On ne compte plus les photographes qui se voient réclamer (par des collègues journalistes …) des notes de droits d’auteur ou même des factures (!) à l’issue de leur travail, cela au mépris de la convention collective. Ne parlons même pas des contrats léonins, aux termes desquels on impose aux photographes d’abandonner tous leurs droits, dans l’illégalité la plus totale. S’exemptant de toute responsabilité au motif qu’ils ne seraient que de simples courroies de transmissions des exigences des éditeurs, de nombreux responsables de rédaction se prêtent à un jeu dangereux. L’utilisation abusive de la mention DR (Droits réservés) devient systématique, même quand l’auteur est parfaitement identifié.

Des images à vil prix

Dans le pire des cas, les magazines prétextant une absence de budget photo (à quand l’absence de budget texte ?) achètent des images à vil prix dans des microstocks à 1 euro. L’adresse de ces banques d’images n’est pas clairement identifiée et les auteurs des photos ne payent aucune charges sociales ? Peu importe ! On ne compte plus les médias, qui font la promotion de ces banques d’images à la limite de la légalité. Ceci dans le cadre de reportages de complaisance sur des « revenus complémentaires » hypothétiques générés par la vente de photos d’amateurs (le magazine « Courrier Cadres » vient d’en faire l’illustration en publiant un dossier intitulé « Boostez vos revenus » en vendant vos photos).

Un désert d’indifférence

En réalité, les microstocks n’enrichissent que leurs propriétaires.

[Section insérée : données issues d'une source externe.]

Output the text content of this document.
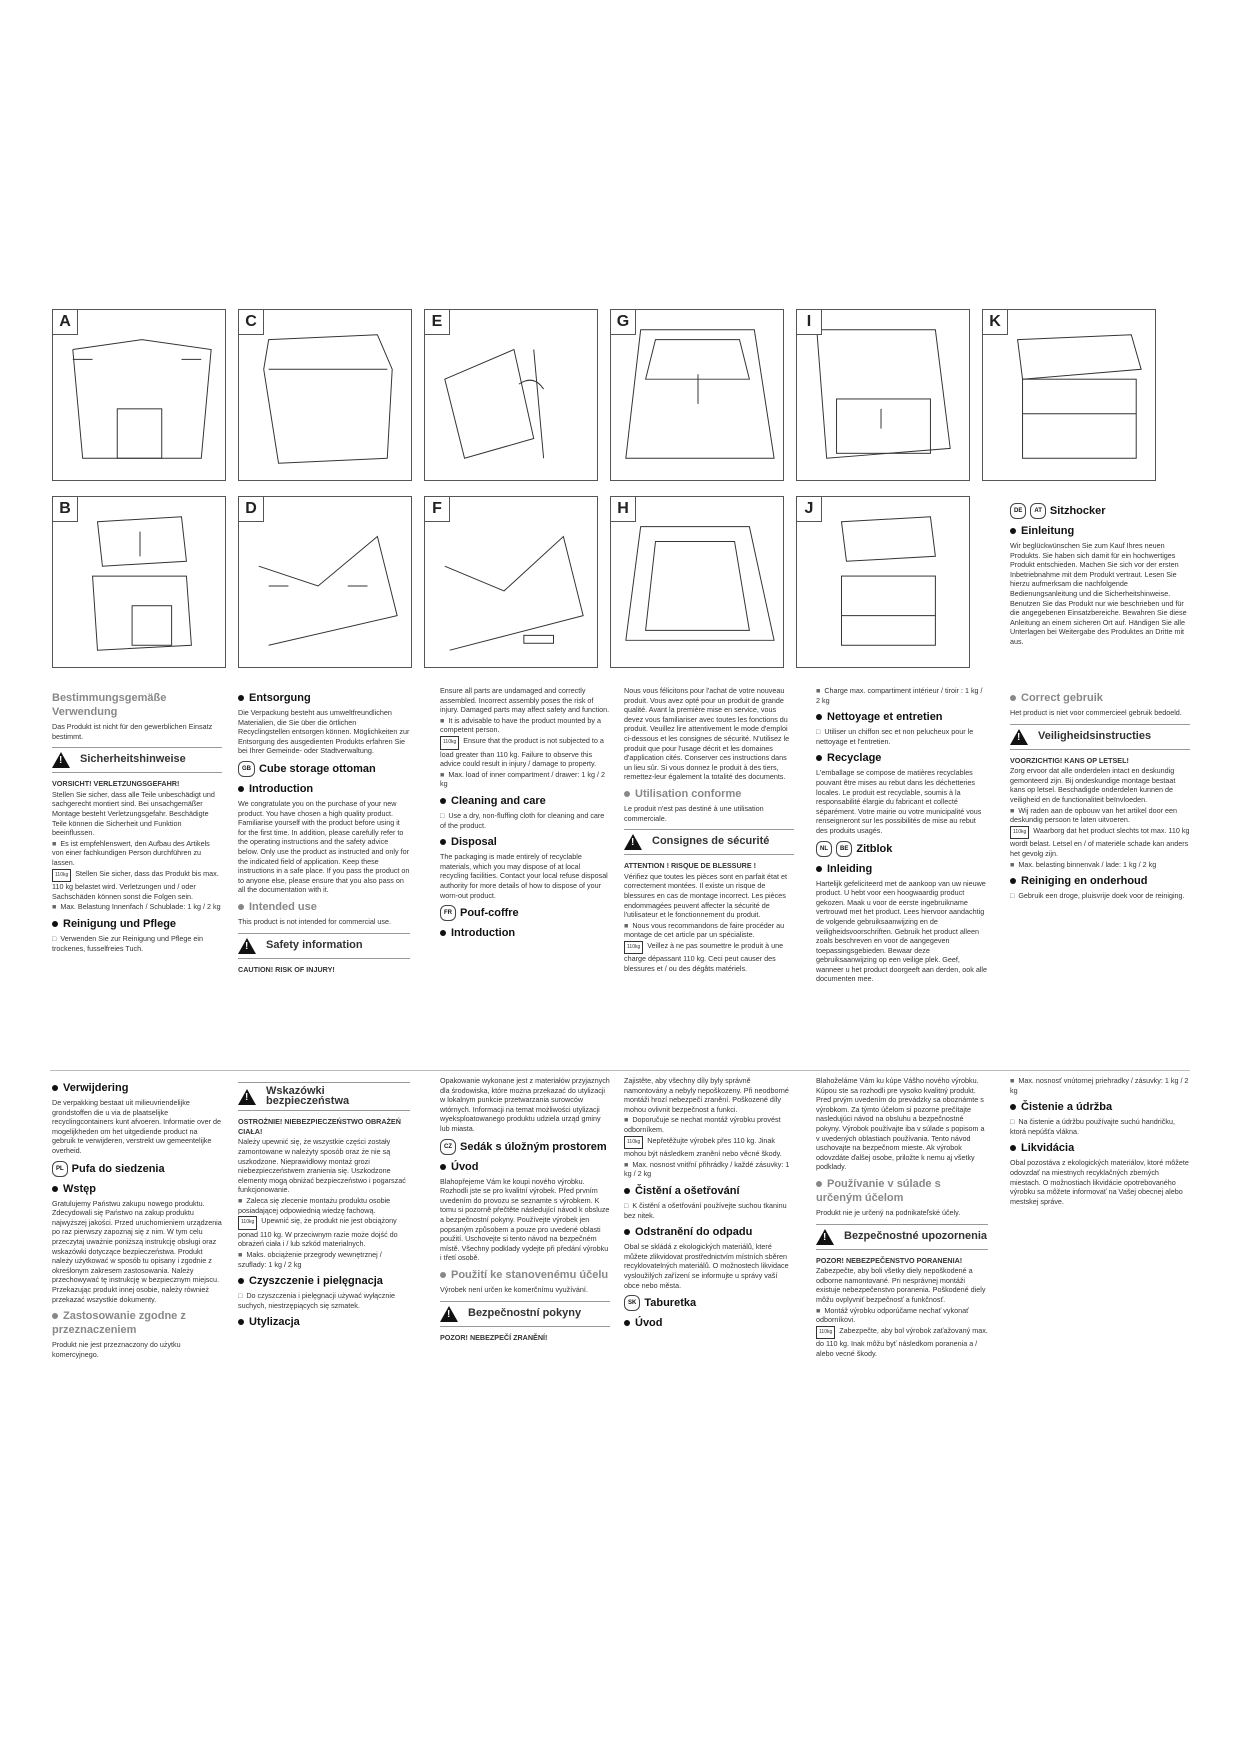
A	C	E	G	I	K
B	D	F	H	J	DE AT Sitzhocker
Einleitung

Wir beglückwünschen Sie zum Kauf Ihres neuen Produkts. Sie haben sich damit für ein hochwertiges Produkt entschieden. Machen Sie sich vor der ersten Inbetriebnahme mit dem Produkt vertraut. Lesen Sie hierzu aufmerksam die nachfolgende Bedienungsanleitung und die Sicherheitshinweise. Benutzen Sie das Produkt nur wie beschrieben und für die angegebenen Einsatzbereiche. Bewahren Sie diese Anleitung an einem sicheren Ort auf. Händigen Sie alle Unterlagen bei Weitergabe des Produktes an Dritte mit aus.

Bestimmungsgemäße Verwendung

Das Produkt ist nicht für den gewerblichen Einsatz bestimmt.

!
Sicherheitshinweise

VORSICHT! VERLETZUNGSGEFAHR!

Stellen Sie sicher, dass alle Teile unbeschädigt und sachgerecht montiert sind. Bei unsachgemäßer Montage besteht Verletzungsgefahr. Beschädigte Teile können die Sicherheit und Funktion beeinflussen.

■ Es ist empfehlenswert, den Aufbau des Artikels von einer fachkundigen Person durchführen zu lassen.

110kg Stellen Sie sicher, dass das Produkt bis max. 110 kg belastet wird. Verletzungen und / oder Sachschäden können sonst die Folgen sein.

■ Max. Belastung Innenfach / Schublade: 1 kg / 2 kg

Reinigung und Pflege

□ Verwenden Sie zur Reinigung und Pflege ein trockenes, fusselfreies Tuch.

Entsorgung

Die Verpackung besteht aus umweltfreundlichen Materialien, die Sie über die örtlichen Recyclingstellen entsorgen können. Möglichkeiten zur Entsorgung des ausgedienten Produkts erfahren Sie bei Ihrer Gemeinde- oder Stadtverwaltung.

GB Cube storage ottoman
Introduction

We congratulate you on the purchase of your new product. You have chosen a high quality product. Familiarise yourself with the product before using it for the first time. In addition, please carefully refer to the operating instructions and the safety advice below. Only use the product as instructed and only for the indicated field of application. Keep these instructions in a safe place. If you pass the product on to anyone else, please ensure that you also pass on all the documentation with it.

Intended use

This product is not intended for commercial use.

!
Safety information

CAUTION! RISK OF INJURY!

Ensure all parts are undamaged and correctly assembled. Incorrect assembly poses the risk of injury. Damaged parts may affect safety and function.

■ It is advisable to have the product mounted by a competent person.

110kg Ensure that the product is not subjected to a load greater than 110 kg. Failure to observe this advice could result in injury / damage to property.

■ Max. load of inner compartment / drawer: 1 kg / 2 kg

Cleaning and care

□ Use a dry, non-fluffing cloth for cleaning and care of the product.

Disposal

The packaging is made entirely of recyclable materials, which you may dispose of at local recycling facilities. Contact your local refuse disposal authority for more details of how to dispose of your worn-out product.

FR Pouf-coffre
Introduction

Nous vous félicitons pour l'achat de votre nouveau produit. Vous avez opté pour un produit de grande qualité. Avant la première mise en service, vous devez vous familiariser avec toutes les fonctions du produit. Veuillez lire attentivement le mode d'emploi ci-dessous et les consignes de sécurité. N'utilisez le produit que pour l'usage décrit et les domaines d'application cités. Conserver ces instructions dans un lieu sûr. Si vous donnez le produit à des tiers, remettez-leur également la totalité des documents.

Utilisation conforme

Le produit n'est pas destiné à une utilisation commerciale.

!
Consignes de sécurité

ATTENTION ! RISQUE DE BLESSURE !

Vérifiez que toutes les pièces sont en parfait état et correctement montées. Il existe un risque de blessures en cas de montage incorrect. Les pièces endommagées peuvent affecter la sécurité de l'utilisateur et le fonctionnement du produit.

■ Nous vous recommandons de faire procéder au montage de cet article par un spécialiste.

110kg Veillez à ne pas soumettre le produit à une charge dépassant 110 kg. Ceci peut causer des blessures et / ou des dégâts matériels.

■ Charge max. compartiment intérieur / tiroir : 1 kg / 2 kg

Nettoyage et entretien

□ Utiliser un chiffon sec et non pelucheux pour le nettoyage et l'entretien.

Recyclage

L'emballage se compose de matières recyclables pouvant être mises au rebut dans les déchetteries locales. Le produit est recyclable, soumis à la responsabilité élargie du fabricant et collecté séparément. Votre mairie ou votre municipalité vous renseigneront sur les possibilités de mise au rebut des produits usagés.

NL BE Zitblok
Inleiding

Hartelijk gefeliciteerd met de aankoop van uw nieuwe product. U hebt voor een hoogwaardig product gekozen. Maak u voor de eerste ingebruikname vertrouwd met het product. Lees hiervoor aandachtig de volgende gebruiksaanwijzing en de veiligheidsvoorschriften. Gebruik het product alleen zoals beschreven en voor de aangegeven toepassingsgebieden. Bewaar deze gebruiksaanwijzing op een veilige plek. Geef, wanneer u het product doorgeeft aan derden, ook alle documenten mee.

Correct gebruik

Het product is niet voor commercieel gebruik bedoeld.

!
Veiligheidsinstructies

VOORZICHTIG! KANS OP LETSEL!

Zorg ervoor dat alle onderdelen intact en deskundig gemonteerd zijn. Bij ondeskundige montage bestaat kans op letsel. Beschadigde onderdelen kunnen de veiligheid en de functionaliteit beïnvloeden.

■ Wij raden aan de opbouw van het artikel door een deskundig persoon te laten uitvoeren.

110kg Waarborg dat het product slechts tot max. 110 kg wordt belast. Letsel en / of materiële schade kan anders het gevolg zijn.

■ Max. belasting binnenvak / lade: 1 kg / 2 kg

Reiniging en onderhoud

□ Gebruik een droge, pluisvrije doek voor de reiniging.

Verwijdering

De verpakking bestaat uit milieuvriendelijke grondstoffen die u via de plaatselijke recyclingcontainers kunt afvoeren. Informatie over de mogelijkheden om het uitgediende product na gebruik te verwijderen, verstrekt uw gemeentelijke overheid.

PL Pufa do siedzenia
Wstęp

Gratulujemy Państwu zakupu nowego produktu. Zdecydowali się Państwo na zakup produktu najwyższej jakości. Przed uruchomieniem urządzenia po raz pierwszy zapoznaj się z nim. W tym celu przeczytaj uważnie poniższą instrukcję obsługi oraz wskazówki dotyczące bezpieczeństwa. Produkt należy użytkować w sposób tu opisany i zgodnie z określonym zakresem zastosowania. Należy przechowywać tę instrukcję w bezpiecznym miejscu. Przekazując produkt innej osobie, należy również przekazać wszystkie dokumenty.

Zastosowanie zgodne z przeznaczeniem

Produkt nie jest przeznaczony do użytku komercyjnego.

!
Wskazówki bezpieczeństwa

OSTROŻNIE! NIEBEZPIECZEŃSTWO OBRAŻEŃ CIAŁA!

Należy upewnić się, że wszystkie części zostały zamontowane w należyty sposób oraz że nie są uszkodzone. Nieprawidłowy montaż grozi niebezpieczeństwem zranienia się. Uszkodzone elementy mogą obniżać bezpieczeństwo i pogarszać funkcjonowanie.

■ Zaleca się zlecenie montażu produktu osobie posiadającej odpowiednią wiedzę fachową.

110kg Upewnić się, że produkt nie jest obciążony ponad 110 kg. W przeciwnym razie może dojść do obrażeń ciała i / lub szkód materialnych.

■ Maks. obciążenie przegrody wewnętrznej / szuflady: 1 kg / 2 kg

Czyszczenie i pielęgnacja

□ Do czyszczenia i pielęgnacji używać wyłącznie suchych, niestrzępiących się szmatek.

Utylizacja

Opakowanie wykonane jest z materiałów przyjaznych dla środowiska, które można przekazać do utylizacji w lokalnym punkcie przetwarzania surowców wtórnych. Informacji na temat możliwości utylizacji wyeksploatowanego produktu udziela urząd gminy lub miasta.

CZ Sedák s úložným prostorem
Úvod

Blahopřejeme Vám ke koupi nového výrobku. Rozhodli jste se pro kvalitní výrobek. Před prvním uvedením do provozu se seznamte s výrobkem. K tomu si pozorně přečtěte následující návod k obsluze a bezpečnostní pokyny. Používejte výrobek jen popsaným způsobem a pouze pro uvedené oblasti použití. Uschovejte si tento návod na bezpečném místě. Všechny podklady vydejte při předání výrobku i třetí osobě.

Použití ke stanovenému účelu

Výrobek není určen ke komerčnímu využívání.

!
Bezpečnostní pokyny

POZOR! NEBEZPEČÍ ZRANĚNÍ!

Zajistěte, aby všechny díly byly správně namontovány a nebyly nepoškozeny. Při neodborné montáži hrozí nebezpečí zranění. Poškozené díly mohou ovlivnit bezpečnost a funkci.

■ Doporučuje se nechat montáž výrobku provést odborníkem.

110kg Nepřetěžujte výrobek přes 110 kg. Jinak mohou být následkem zranění nebo věcné škody.

■ Max. nosnost vnitřní přihrádky / každé zásuvky: 1 kg / 2 kg

Čistění a ošetřování

□ K čistění a ošetřování používejte suchou tkaninu bez nitek.

Odstranění do odpadu

Obal se skládá z ekologických materiálů, které můžete zlikvidovat prostřednictvím místních sběren recyklovatelných materiálů. O možnostech likvidace vysloužilých zařízení se informujte u správy vaší obce nebo města.

SK Taburetka
Úvod

Blahoželáme Vám ku kúpe Vášho nového výrobku. Kúpou ste sa rozhodli pre vysoko kvalitný produkt. Pred prvým uvedením do prevádzky sa oboznámte s výrobkom. Za týmto účelom si pozorne prečítajte nasledujúci návod na obsluhu a bezpečnostné pokyny. Výrobok používajte iba v súlade s popisom a v uvedených oblastiach používania. Tento návod uschovajte na bezpečnom mieste. Ak výrobok odovzdáte ďalšej osobe, priložte k nemu aj všetky podklady.

Používanie v súlade s určeným účelom

Produkt nie je určený na podnikateľské účely.

!
Bezpečnostné upozornenia

POZOR! NEBEZPEČENSTVO PORANENIA!

Zabezpečte, aby boli všetky diely nepoškodené a odborne namontované. Pri nesprávnej montáži existuje nebezpečenstvo poranenia. Poškodené diely môžu ovplyvniť bezpečnosť a funkčnosť.

■ Montáž výrobku odporúčame nechať vykonať odborníkovi.

110kg Zabezpečte, aby bol výrobok zaťažovaný max. do 110 kg. Inak môžu byť následkom poranenia a / alebo vecné škody.

■ Max. nosnosť vnútornej priehradky / zásuvky: 1 kg / 2 kg

Čistenie a údržba

□ Na čistenie a údržbu používajte suchú handričku, ktorá nepúšťa vlákna.

Likvidácia

Obal pozostáva z ekologických materiálov, ktoré môžete odovzdať na miestnych recyklačných zberných miestach. O možnostiach likvidácie opotrebovaného výrobku sa môžete informovať na Vašej obecnej alebo mestskej správe.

Ils font surtout travailler les photographes professionnels d’Europe de l’Est qui produisent à la chaîne des images d’illustration avec des modèles payés à des tarifs dérisoires. Les photojournalistes victimes de la baisse de leurs revenus et de la concurrence déloyale, ne pourront bientôt plus prétendre à la qualité de journaliste. Ils en subiront les conséquences (problèmes avec les autorités en particulier). Paradoxalement, il n’y a jamais eu autant de reportages photographiques de grande qualité sur le marché.
Dans un désert d’indifférence, les photographes désorientés se tournent désormais vers de nouveaux modes de diffusion de leur travail qui ne reposent que sur l’autofinancement, des bourses ou des subventions. À ce rythme, la presse qui joue les Cassandre en annonçant chaque année la mort du photojournalisme (*) pourra bientôt jeter la dernière pelletée de terre sur son cercueil.

F.V.

(*) En général, c’est juste avant VISA, le Festival International du Photojournalisme de Perpignan qui attire pourtant 250 000 visiteurs chaque année.